Desti turun dari taksi, dia sudah disambut oleh Bisma. Lelaki itu duduk di atas kap mobilnya. Seketika dia turun saat menyadari mata sahabatnya merah, tidak hanya mata, tetapi juga hidung. Dia sangat yakin Desti baru saja menangis.
"Des, kamu kenapa? Kamu habis menangis? Hey," ucap Bisma sambil merangkul sahabatnya seperti biasa.
Desti menggeleng.
"Siapa yang menangis? Tadi di jalan ada serangga yang masuk ke dalam mataku." Desti beralasan, tetapi itu justru memancing gelak tawa Bisma.
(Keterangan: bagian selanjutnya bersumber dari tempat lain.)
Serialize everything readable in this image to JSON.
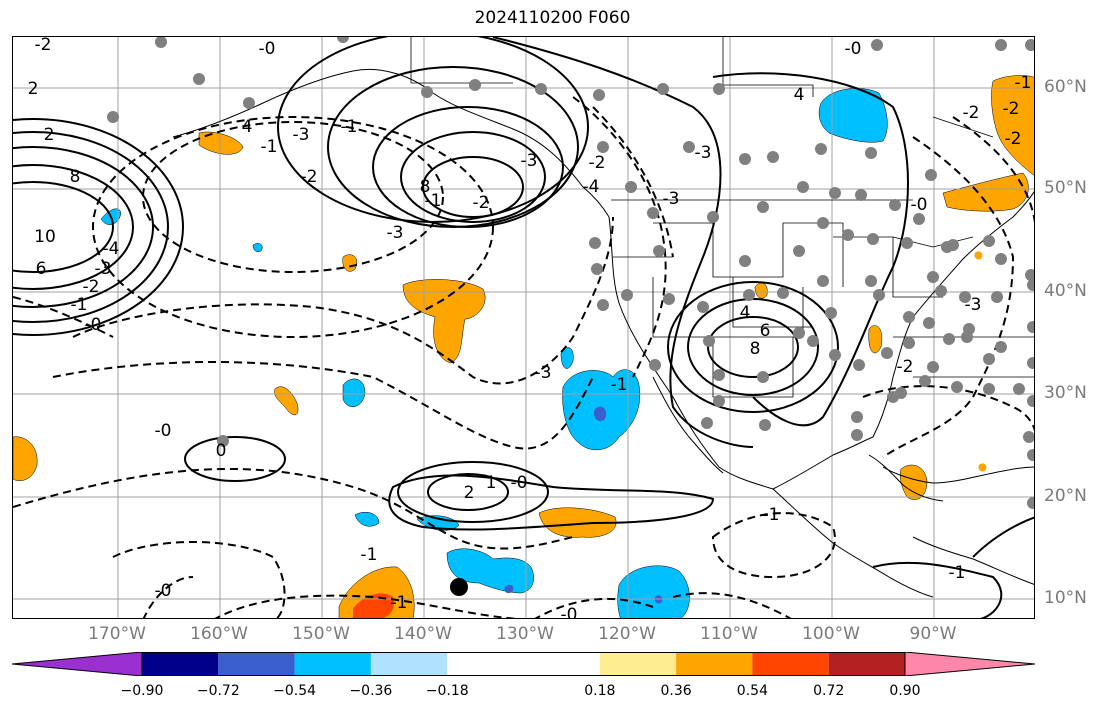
{
  "title": "2024110200 F060",
  "lat_labels": [
    "60°N",
    "50°N",
    "40°N",
    "30°N",
    "20°N",
    "10°N"
  ],
  "lon_labels": [
    "170°W",
    "160°W",
    "150°W",
    "140°W",
    "130°W",
    "120°W",
    "110°W",
    "100°W",
    "90°W"
  ],
  "contour_labels": [
    "-0",
    "-2",
    "2",
    "2",
    "8",
    "10",
    "6",
    "-4",
    "-3",
    "-2",
    "-1",
    "-0",
    "-1",
    "4",
    "-3",
    "-1",
    "-2",
    "-3",
    "-2",
    "-1",
    "8",
    "-3",
    "-2",
    "-4",
    "-3",
    "4",
    "-0",
    "-2",
    "-2",
    "-3",
    "4",
    "6",
    "8",
    "-3",
    "-0",
    "0",
    "2",
    "1",
    "-0",
    "-1",
    "-1",
    "-2",
    "-1",
    "-0",
    "-1",
    "-0",
    "-1",
    "-0",
    "-2",
    "-3",
    "-1"
  ],
  "colorbar": {
    "ticks": [
      "−0.90",
      "−0.72",
      "−0.54",
      "−0.36",
      "−0.18",
      "0.18",
      "0.36",
      "0.54",
      "0.72",
      "0.90"
    ],
    "colors": [
      "#9b30d0",
      "#00008b",
      "#3a5fcd",
      "#00bfff",
      "#b0e2ff",
      "#ffffff",
      "#ffee90",
      "#ffa500",
      "#ff4500",
      "#b22222",
      "#ff88aa"
    ]
  }
}
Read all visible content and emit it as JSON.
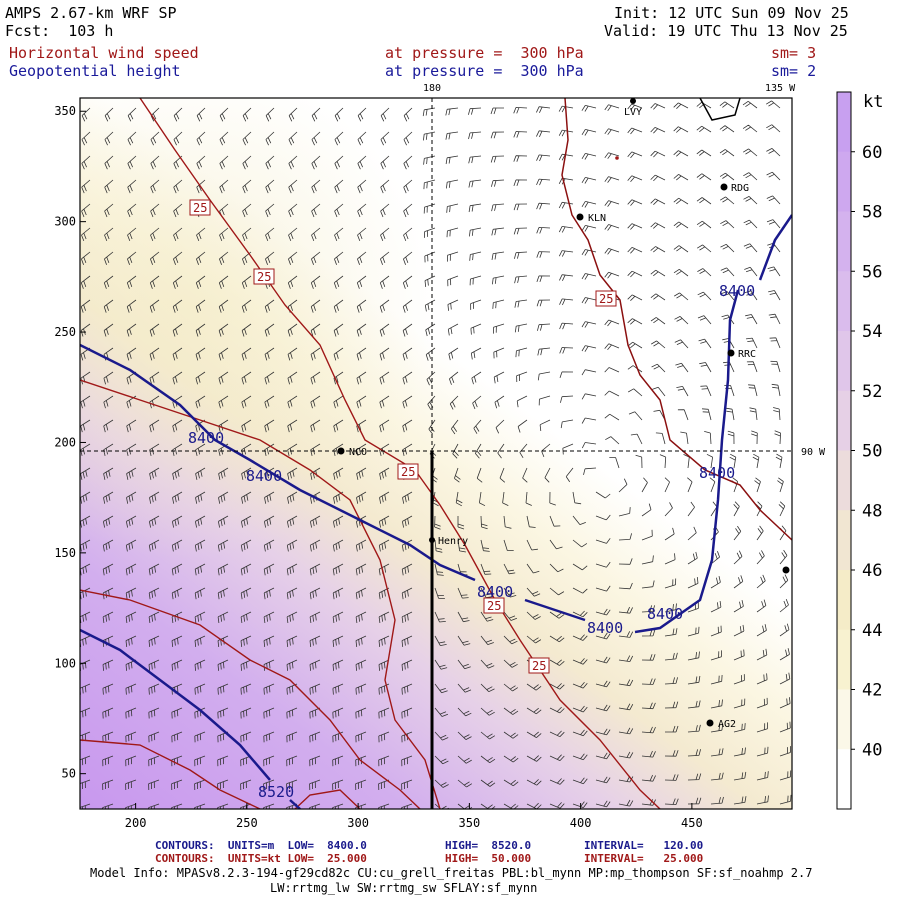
{
  "header": {
    "model": "AMPS 2.67-km WRF SP",
    "init": "Init: 12 UTC Sun 09 Nov 25",
    "fcst": "Fcst:  103 h",
    "valid": "Valid: 19 UTC Thu 13 Nov 25",
    "field1": "Horizontal wind speed",
    "field1_level": "at pressure =  300 hPa",
    "field1_sm": "sm= 3",
    "field2": "Geopotential height",
    "field2_level": "at pressure =  300 hPa",
    "field2_sm": "sm= 2"
  },
  "map_labels": {
    "lon_180": "180",
    "lon_135w": "135 W",
    "lon_90w": "90 W",
    "stations": [
      "LVY",
      "RDG",
      "KLN",
      "RRC",
      "NCO",
      "Henry",
      "AG2"
    ],
    "height_contours": [
      "8400",
      "8400",
      "8400",
      "8400",
      "8400",
      "8400",
      "8400",
      "8520"
    ],
    "speed_contours": [
      "25",
      "25",
      "25",
      "25",
      "25",
      "25",
      "25"
    ]
  },
  "axes": {
    "x_ticks": [
      200,
      250,
      300,
      350,
      400,
      450
    ],
    "y_ticks": [
      50,
      100,
      150,
      200,
      250,
      300,
      350
    ],
    "xlim": [
      175,
      495
    ],
    "ylim": [
      34,
      356
    ]
  },
  "colorbar": {
    "unit": "kt",
    "labels": [
      "60",
      "58",
      "56",
      "54",
      "52",
      "50",
      "48",
      "46",
      "44",
      "42",
      "40"
    ],
    "colors": [
      "#c8a0f0",
      "#cea8ef",
      "#d4b2ee",
      "#dabced",
      "#e0c6ea",
      "#e6d0e6",
      "#ecdcdc",
      "#f1e6d2",
      "#f5ecc8",
      "#f8f2d0",
      "#fbf8e8",
      "#ffffff"
    ]
  },
  "footer": {
    "line1_a": "CONTOURS:  UNITS=m  LOW=  8400.0",
    "line1_b": "HIGH=  8520.0",
    "line1_c": "INTERVAL=   120.00",
    "line2_a": "CONTOURS:  UNITS=kt LOW=  25.000",
    "line2_b": "HIGH=  50.000",
    "line2_c": "INTERVAL=   25.000",
    "model_info": "Model Info: MPASv8.2.3-194-gf29cd82c CU:cu_grell_freitas PBL:bl_mynn MP:mp_thompson SF:sf_noahmp 2.7",
    "model_info2": "LW:rrtmg_lw SW:rrtmg_sw SFLAY:sf_mynn"
  },
  "colors": {
    "height_contour": "#1a1a8c",
    "speed_contour": "#a01818",
    "coast": "#8b1010"
  }
}
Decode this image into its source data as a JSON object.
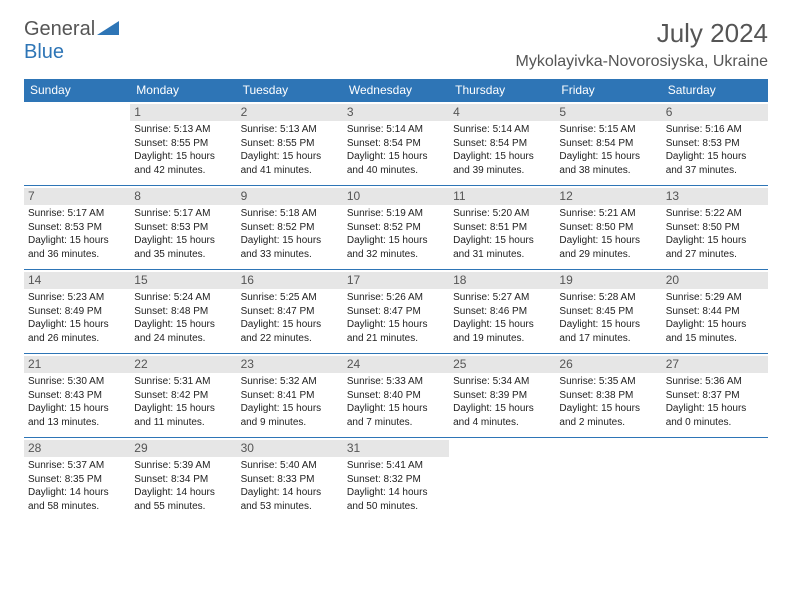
{
  "logo": {
    "general": "General",
    "blue": "Blue"
  },
  "title": "July 2024",
  "location": "Mykolayivka-Novorosiyska, Ukraine",
  "colors": {
    "header_bg": "#2e75b6",
    "header_fg": "#ffffff",
    "daynum_bg": "#e6e6e6",
    "text": "#222222",
    "border": "#2e75b6"
  },
  "typography": {
    "title_fontsize": 26,
    "location_fontsize": 16,
    "header_fontsize": 12,
    "cell_fontsize": 10
  },
  "day_headers": [
    "Sunday",
    "Monday",
    "Tuesday",
    "Wednesday",
    "Thursday",
    "Friday",
    "Saturday"
  ],
  "weeks": [
    [
      {
        "n": "",
        "lines": []
      },
      {
        "n": "1",
        "lines": [
          "Sunrise: 5:13 AM",
          "Sunset: 8:55 PM",
          "Daylight: 15 hours",
          "and 42 minutes."
        ]
      },
      {
        "n": "2",
        "lines": [
          "Sunrise: 5:13 AM",
          "Sunset: 8:55 PM",
          "Daylight: 15 hours",
          "and 41 minutes."
        ]
      },
      {
        "n": "3",
        "lines": [
          "Sunrise: 5:14 AM",
          "Sunset: 8:54 PM",
          "Daylight: 15 hours",
          "and 40 minutes."
        ]
      },
      {
        "n": "4",
        "lines": [
          "Sunrise: 5:14 AM",
          "Sunset: 8:54 PM",
          "Daylight: 15 hours",
          "and 39 minutes."
        ]
      },
      {
        "n": "5",
        "lines": [
          "Sunrise: 5:15 AM",
          "Sunset: 8:54 PM",
          "Daylight: 15 hours",
          "and 38 minutes."
        ]
      },
      {
        "n": "6",
        "lines": [
          "Sunrise: 5:16 AM",
          "Sunset: 8:53 PM",
          "Daylight: 15 hours",
          "and 37 minutes."
        ]
      }
    ],
    [
      {
        "n": "7",
        "lines": [
          "Sunrise: 5:17 AM",
          "Sunset: 8:53 PM",
          "Daylight: 15 hours",
          "and 36 minutes."
        ]
      },
      {
        "n": "8",
        "lines": [
          "Sunrise: 5:17 AM",
          "Sunset: 8:53 PM",
          "Daylight: 15 hours",
          "and 35 minutes."
        ]
      },
      {
        "n": "9",
        "lines": [
          "Sunrise: 5:18 AM",
          "Sunset: 8:52 PM",
          "Daylight: 15 hours",
          "and 33 minutes."
        ]
      },
      {
        "n": "10",
        "lines": [
          "Sunrise: 5:19 AM",
          "Sunset: 8:52 PM",
          "Daylight: 15 hours",
          "and 32 minutes."
        ]
      },
      {
        "n": "11",
        "lines": [
          "Sunrise: 5:20 AM",
          "Sunset: 8:51 PM",
          "Daylight: 15 hours",
          "and 31 minutes."
        ]
      },
      {
        "n": "12",
        "lines": [
          "Sunrise: 5:21 AM",
          "Sunset: 8:50 PM",
          "Daylight: 15 hours",
          "and 29 minutes."
        ]
      },
      {
        "n": "13",
        "lines": [
          "Sunrise: 5:22 AM",
          "Sunset: 8:50 PM",
          "Daylight: 15 hours",
          "and 27 minutes."
        ]
      }
    ],
    [
      {
        "n": "14",
        "lines": [
          "Sunrise: 5:23 AM",
          "Sunset: 8:49 PM",
          "Daylight: 15 hours",
          "and 26 minutes."
        ]
      },
      {
        "n": "15",
        "lines": [
          "Sunrise: 5:24 AM",
          "Sunset: 8:48 PM",
          "Daylight: 15 hours",
          "and 24 minutes."
        ]
      },
      {
        "n": "16",
        "lines": [
          "Sunrise: 5:25 AM",
          "Sunset: 8:47 PM",
          "Daylight: 15 hours",
          "and 22 minutes."
        ]
      },
      {
        "n": "17",
        "lines": [
          "Sunrise: 5:26 AM",
          "Sunset: 8:47 PM",
          "Daylight: 15 hours",
          "and 21 minutes."
        ]
      },
      {
        "n": "18",
        "lines": [
          "Sunrise: 5:27 AM",
          "Sunset: 8:46 PM",
          "Daylight: 15 hours",
          "and 19 minutes."
        ]
      },
      {
        "n": "19",
        "lines": [
          "Sunrise: 5:28 AM",
          "Sunset: 8:45 PM",
          "Daylight: 15 hours",
          "and 17 minutes."
        ]
      },
      {
        "n": "20",
        "lines": [
          "Sunrise: 5:29 AM",
          "Sunset: 8:44 PM",
          "Daylight: 15 hours",
          "and 15 minutes."
        ]
      }
    ],
    [
      {
        "n": "21",
        "lines": [
          "Sunrise: 5:30 AM",
          "Sunset: 8:43 PM",
          "Daylight: 15 hours",
          "and 13 minutes."
        ]
      },
      {
        "n": "22",
        "lines": [
          "Sunrise: 5:31 AM",
          "Sunset: 8:42 PM",
          "Daylight: 15 hours",
          "and 11 minutes."
        ]
      },
      {
        "n": "23",
        "lines": [
          "Sunrise: 5:32 AM",
          "Sunset: 8:41 PM",
          "Daylight: 15 hours",
          "and 9 minutes."
        ]
      },
      {
        "n": "24",
        "lines": [
          "Sunrise: 5:33 AM",
          "Sunset: 8:40 PM",
          "Daylight: 15 hours",
          "and 7 minutes."
        ]
      },
      {
        "n": "25",
        "lines": [
          "Sunrise: 5:34 AM",
          "Sunset: 8:39 PM",
          "Daylight: 15 hours",
          "and 4 minutes."
        ]
      },
      {
        "n": "26",
        "lines": [
          "Sunrise: 5:35 AM",
          "Sunset: 8:38 PM",
          "Daylight: 15 hours",
          "and 2 minutes."
        ]
      },
      {
        "n": "27",
        "lines": [
          "Sunrise: 5:36 AM",
          "Sunset: 8:37 PM",
          "Daylight: 15 hours",
          "and 0 minutes."
        ]
      }
    ],
    [
      {
        "n": "28",
        "lines": [
          "Sunrise: 5:37 AM",
          "Sunset: 8:35 PM",
          "Daylight: 14 hours",
          "and 58 minutes."
        ]
      },
      {
        "n": "29",
        "lines": [
          "Sunrise: 5:39 AM",
          "Sunset: 8:34 PM",
          "Daylight: 14 hours",
          "and 55 minutes."
        ]
      },
      {
        "n": "30",
        "lines": [
          "Sunrise: 5:40 AM",
          "Sunset: 8:33 PM",
          "Daylight: 14 hours",
          "and 53 minutes."
        ]
      },
      {
        "n": "31",
        "lines": [
          "Sunrise: 5:41 AM",
          "Sunset: 8:32 PM",
          "Daylight: 14 hours",
          "and 50 minutes."
        ]
      },
      {
        "n": "",
        "lines": []
      },
      {
        "n": "",
        "lines": []
      },
      {
        "n": "",
        "lines": []
      }
    ]
  ]
}
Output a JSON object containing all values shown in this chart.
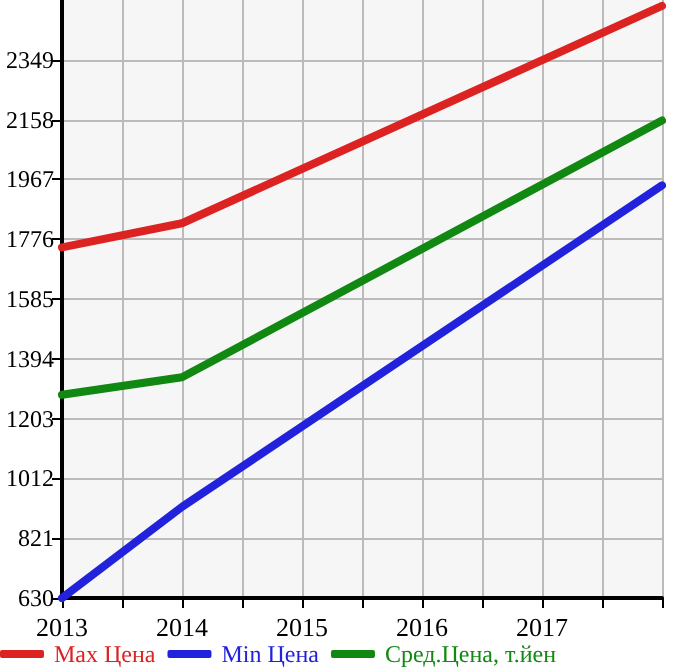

"Kalau mau berbohong yang pintar sedikit, dong. Kamu naik taksi, bukan naik sepeda ontel. Mana mungkin ada serangga yang masuk ke dalam mata kamu. Ayo cerita, kamu kenapa? Ivan yang buat kamu begini?"
Mendengar nama Ivan, mata Desti langsung berair. Sekarang bahkan air mata gadis itu sudah turun membasahi pipi. Bisma yang menyadari itu segera membawa Desti ke dalam dekapannya.
"Terus keluarkan air mata kamu, Des. Keluarkan sampai rasa sakit di dalam d**a kamu berkurang. Setelah itu kamu baru cerita, ada apa antara kamu dan Ivan. Itu juga kalau kamu bersedia, kalau tidak ... aku juga tidak memaksa."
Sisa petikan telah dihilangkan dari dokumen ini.